Adair talked with the approximately 40 students about PolitiFact’s unique Truth-O-Meter, which ranks the accuracy of claims by elected officials and others on a six-point scale from “True” to “Pants on Fire.” The Truth-O-Meter, created by PolitiFact, enlivens fact-checking stories with creativity, making for engaged reporting, said Adair, who also praised penning fact-checking stories for making any writer “a better reporter.”

Specht spoke about the tools of fact-checking with the group—Google, industry experts, academic reports—and the necessity of a thick skin. “You have to be prepared. People don’t like fact checks.” Specht shared several terse emails he had received from fact check recipients as proof. 
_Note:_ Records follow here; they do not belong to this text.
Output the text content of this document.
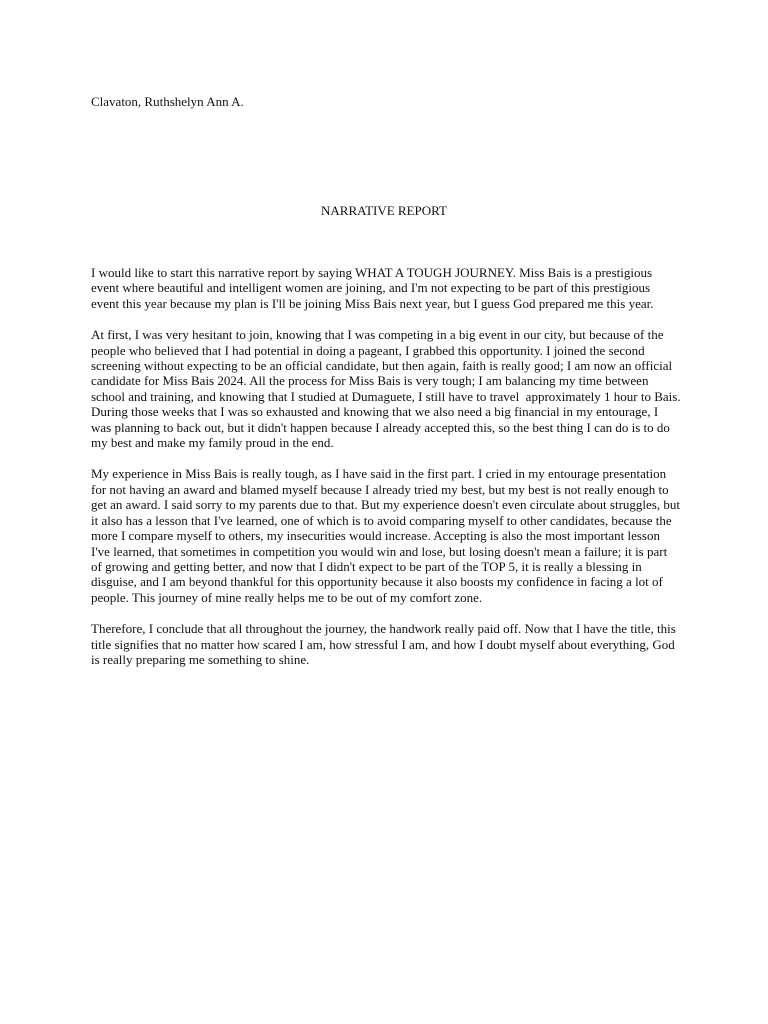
Clavaton, Ruthshelyn Ann A.

NARRATIVE REPORT

I would like to start this narrative report by saying WHAT A TOUGH JOURNEY. Miss Bais is a prestigious event where beautiful and intelligent women are joining, and I'm not expecting to be part of this prestigious event this year because my plan is I'll be joining Miss Bais next year, but I guess God prepared me this year.

At first, I was very hesitant to join, knowing that I was competing in a big event in our city, but because of the people who believed that I had potential in doing a pageant, I grabbed this opportunity. I joined the second screening without expecting to be an official candidate, but then again, faith is really good; I am now an official candidate for Miss Bais 2024. All the process for Miss Bais is very tough; I am balancing my time between school and training, and knowing that I studied at Dumaguete, I still have to travel  approximately 1 hour to Bais. During those weeks that I was so exhausted and knowing that we also need a big financial in my entourage, I was planning to back out, but it didn't happen because I already accepted this, so the best thing I can do is to do my best and make my family proud in the end.

My experience in Miss Bais is really tough, as I have said in the first part. I cried in my entourage presentation for not having an award and blamed myself because I already tried my best, but my best is not really enough to get an award. I said sorry to my parents due to that. But my experience doesn't even circulate about struggles, but it also has a lesson that I've learned, one of which is to avoid comparing myself to other candidates, because the more I compare myself to others, my insecurities would increase. Accepting is also the most important lesson I've learned, that sometimes in competition you would win and lose, but losing doesn't mean a failure; it is part of growing and getting better, and now that I didn't expect to be part of the TOP 5, it is really a blessing in disguise, and I am beyond thankful for this opportunity because it also boosts my confidence in facing a lot of people. This journey of mine really helps me to be out of my comfort zone.

Therefore, I conclude that all throughout the journey, the handwork really paid off. Now that I have the title, this title signifies that no matter how scared I am, how stressful I am, and how I doubt myself about everything, God is really preparing me something to shine.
Stencel played a game of “Check, Uncheck” with the students as he asked them to consider different statements and whether they COULD be fact-checked at all. Ambiguous wording and opinion-filled language created difficulties often solved by using the “Jeopardy!” rule. Stencel advised students to turn a statement into a question and that would make it easier to see if it could be fact-checked. 

“With the democratization of digital publishing, we’ve seen that anyone can say anything. But setting the record straight requires skill and effort that only professionals are able to provide. This workshop helps give students those skills that have value in any medium—and skills that are more valuable today than they’ve ever been,” Thornburg said.